Private social club in Ruxton, Maryland, US

L’Hirondelle Club is a private social club located in Ruxton, Maryland and is the oldest such club in the Baltimore region.

Established in 1872, L'Hirondelle remains true to its original mission of being "a club formed by friends for the purpose of creating a place in which they and their families can gather for social and athletic activities in a gracious and intimate atmosphere."

L’Hirondelle provides its membership with resort-style racquet and aquatics facilities as well as excellent dining and social event offerings.

==Facility==

===Dining===
The club is noted for its American Fare as well as its seafood. It features two main dining rooms: the Grille Room for casual and family dining, and the Lounge Room for formal dining. Gentlemen are required to wear jackets in the Lounge, and sportswear is prohibited. Dining is also offered in the bar area, with a full menu and bar food available.
The club hosts numerous fêtes for its members, including an annual Crab Feast, poolside grill nights, wine tastings, and Oyster Roasts.
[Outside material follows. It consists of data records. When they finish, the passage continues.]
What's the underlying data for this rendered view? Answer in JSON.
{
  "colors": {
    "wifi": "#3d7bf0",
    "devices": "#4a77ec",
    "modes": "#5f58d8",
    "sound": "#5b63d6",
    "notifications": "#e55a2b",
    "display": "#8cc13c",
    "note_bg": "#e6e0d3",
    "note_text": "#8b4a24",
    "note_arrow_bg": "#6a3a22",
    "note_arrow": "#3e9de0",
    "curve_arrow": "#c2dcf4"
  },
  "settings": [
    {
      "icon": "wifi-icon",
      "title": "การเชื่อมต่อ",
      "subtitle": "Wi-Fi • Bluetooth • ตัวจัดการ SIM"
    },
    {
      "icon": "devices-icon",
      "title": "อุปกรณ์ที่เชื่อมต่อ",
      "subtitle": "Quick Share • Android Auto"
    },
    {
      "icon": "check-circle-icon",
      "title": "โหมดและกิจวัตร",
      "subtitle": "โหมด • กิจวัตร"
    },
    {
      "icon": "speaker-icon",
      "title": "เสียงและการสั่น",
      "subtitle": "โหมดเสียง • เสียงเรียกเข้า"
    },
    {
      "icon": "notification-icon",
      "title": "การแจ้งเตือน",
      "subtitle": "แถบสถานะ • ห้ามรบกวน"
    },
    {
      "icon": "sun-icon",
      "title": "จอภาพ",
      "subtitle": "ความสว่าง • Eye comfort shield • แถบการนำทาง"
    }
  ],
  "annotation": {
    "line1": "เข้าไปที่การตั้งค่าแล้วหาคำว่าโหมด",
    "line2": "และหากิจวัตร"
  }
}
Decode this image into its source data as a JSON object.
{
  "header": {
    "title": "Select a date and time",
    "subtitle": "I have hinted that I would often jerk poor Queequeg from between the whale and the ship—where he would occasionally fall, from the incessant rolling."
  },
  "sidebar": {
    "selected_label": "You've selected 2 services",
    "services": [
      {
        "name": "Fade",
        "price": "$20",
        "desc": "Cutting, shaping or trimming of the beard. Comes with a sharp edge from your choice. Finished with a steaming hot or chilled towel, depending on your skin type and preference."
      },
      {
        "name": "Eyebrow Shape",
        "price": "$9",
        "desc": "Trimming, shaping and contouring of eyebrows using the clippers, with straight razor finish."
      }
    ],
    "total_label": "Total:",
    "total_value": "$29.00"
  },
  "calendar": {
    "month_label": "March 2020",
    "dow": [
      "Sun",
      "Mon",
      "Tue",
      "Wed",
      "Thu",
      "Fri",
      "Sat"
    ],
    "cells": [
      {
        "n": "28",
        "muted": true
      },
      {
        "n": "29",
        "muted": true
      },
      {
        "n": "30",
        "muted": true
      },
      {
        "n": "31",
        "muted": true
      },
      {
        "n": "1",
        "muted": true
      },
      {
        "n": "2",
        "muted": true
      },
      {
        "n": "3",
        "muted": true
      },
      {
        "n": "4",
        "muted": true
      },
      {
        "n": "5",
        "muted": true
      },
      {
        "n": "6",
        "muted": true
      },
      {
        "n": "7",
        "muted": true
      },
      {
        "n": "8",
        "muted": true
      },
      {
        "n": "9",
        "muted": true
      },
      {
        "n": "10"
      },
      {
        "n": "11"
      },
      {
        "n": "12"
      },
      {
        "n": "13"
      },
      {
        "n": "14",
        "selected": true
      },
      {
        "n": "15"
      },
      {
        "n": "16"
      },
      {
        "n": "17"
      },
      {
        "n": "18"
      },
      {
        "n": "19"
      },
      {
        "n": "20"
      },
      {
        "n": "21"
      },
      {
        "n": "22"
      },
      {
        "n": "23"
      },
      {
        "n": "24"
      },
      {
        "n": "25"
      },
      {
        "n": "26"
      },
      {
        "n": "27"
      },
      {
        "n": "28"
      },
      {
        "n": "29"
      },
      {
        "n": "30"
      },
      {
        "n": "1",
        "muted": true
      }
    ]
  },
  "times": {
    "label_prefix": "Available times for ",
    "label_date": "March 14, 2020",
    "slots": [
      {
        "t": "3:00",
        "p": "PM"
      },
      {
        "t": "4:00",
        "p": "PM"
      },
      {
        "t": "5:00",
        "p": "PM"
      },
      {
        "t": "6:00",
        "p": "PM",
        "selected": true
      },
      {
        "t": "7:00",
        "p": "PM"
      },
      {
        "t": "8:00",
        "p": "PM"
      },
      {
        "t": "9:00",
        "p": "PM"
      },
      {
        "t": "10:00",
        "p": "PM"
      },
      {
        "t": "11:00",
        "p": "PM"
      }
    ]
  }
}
The "swallow" logo, on a club matchbook.

===Bar===
The club features a large dine-in bar area which was constructed in 2007. One of the most popular drinks at the club has been the "Southside."

===Other facilities===
The Tavern Room, on the ground floor, features a bar and bowling. The Great Room, in the center of the main level, is the usual site of balls and buffets. The club also features locker room facilities in the clubhouse, as well as in the tennis house, a paddle hut for winter activities, and parking facilities. Use of cellular phones is prohibited within the clubhouse.

==Membership==

===Exclusivity===
Membership is attainable only through nomination by a current member. Nominees must then be approved by a membership committee. An initiation fee and a monthly fee are required.

===Guest policy===
A private club, L’Hirondelle members are permitted to host guests. Moreover, members of select local clubs are also permitted to attend under certain conditions and circumstances. L’Hirondelle has such arrangements with sundry Baltimore area clubs, including the Baltimore Country Club, the Sparrows Point Country Club, the Greenspring Valley Hunt Club, and the Elkridge Club.